I ministri della relazione
Tornando alla riflessione del consiglio pastorale, emerge una figura inedita nel panorama ecclesiale, quel “ministro della relazione” che per ora rimane un’intuizione, ma in futuro si vedrà:
«Si tratta di un membro della comunità formato alle relazioni – spiega don Sandro – che irradia la presenza della chiesa nella sua sfera personale di influenza. Significa che ognuno di questi ministri rappresenta la comunità nel suo condominio o quartiere, dove si fa prossimo e coltiva legami condivisi».
Alla base di tutto l’idea di una comunità che sta diventando “grembo della fede”, aperto al territorio. L’esempio cardine è la veglia di Pasqua e di Natale, modulare e personalizzata all’interno di un percorso comune, che da sette anni coinvolge nei tempi forti anche 800 tra giovani e adulti. Ma è anche il caso dell’iniziazione cristiana, che il prossimo 7 maggio vedrà i primi 66 ragazzi ricevere cresima ed eucaristia.
«La sfida più grande – interviene Chiara Zamboni – è restituire ai genitori la responsabilità dell’educazione alla fede nei confronti dei loro figli, ma il nuovo modello si è rivelato “ponte” con gli altri gruppi della comunità».
E per la prima volta, quest’anno i ragazzi delle medie si sono trovati di fronte nella catechesi dei 18-20enni. «Quasi tutti i componenti del gruppo si sono resi disponibili per questo servizio – sottolinea l’animatrice Francesca Pulze – Abbiamo assecondato il loro desiderio di essere più partecipi e responsabili nella vita comunitaria».

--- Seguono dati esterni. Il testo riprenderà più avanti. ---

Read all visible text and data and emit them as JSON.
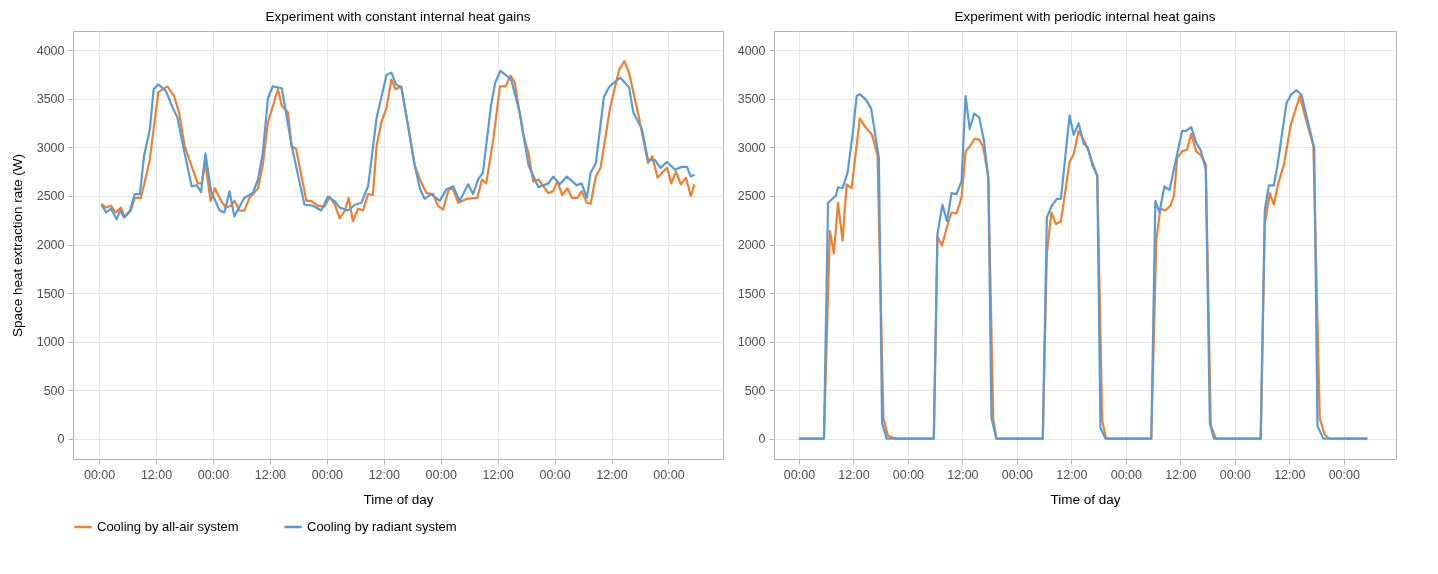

Un’attività che non si sostituisce alla formazione personale, una volta a settimana, che in questi mesi ha toccato molti temi che saranno poi trattati nel sinodo dei giovani. «Vogliono dire la loro nella chiesa – riprende Francesca – ma anche sentire che cosa la chiesa ha da dire su molti temi, come omosessualità e rapporto tra fede e sofferenza».
Le cene dell’alleanza
L’elemento caratterizzate del cammino degli adolescenti è invece il coinvolgimento delle famiglie. «È un’esperienza bellissima – racconta Diletta Soloni – Ognuna delle tappe annuali su un tema, che approfondiamo con testimonianze e film, si chiude con una cena, la cena dell’alleanza, appunto: il gruppo viene frazionato in una decina di sottogruppi, ognuno ospitato in casa di una famiglia per un momento di convivialità e un sunto del cammino fatto».
Anche in questo caso insomma a emergere sono le relazioni, quelle che «rimangono anche a distanza di dieci anni», riprende Diletta, quella «circolarità dell’amore di cui non parliamo mai – chiosa don Panizzolo – ma che risulta evidente nel modo in cui ci prendiamo cura gli uni degli altri. È questo il segreto anche nella relazione tra laici e sacerdoti. I ruoli vanno in secondo piano».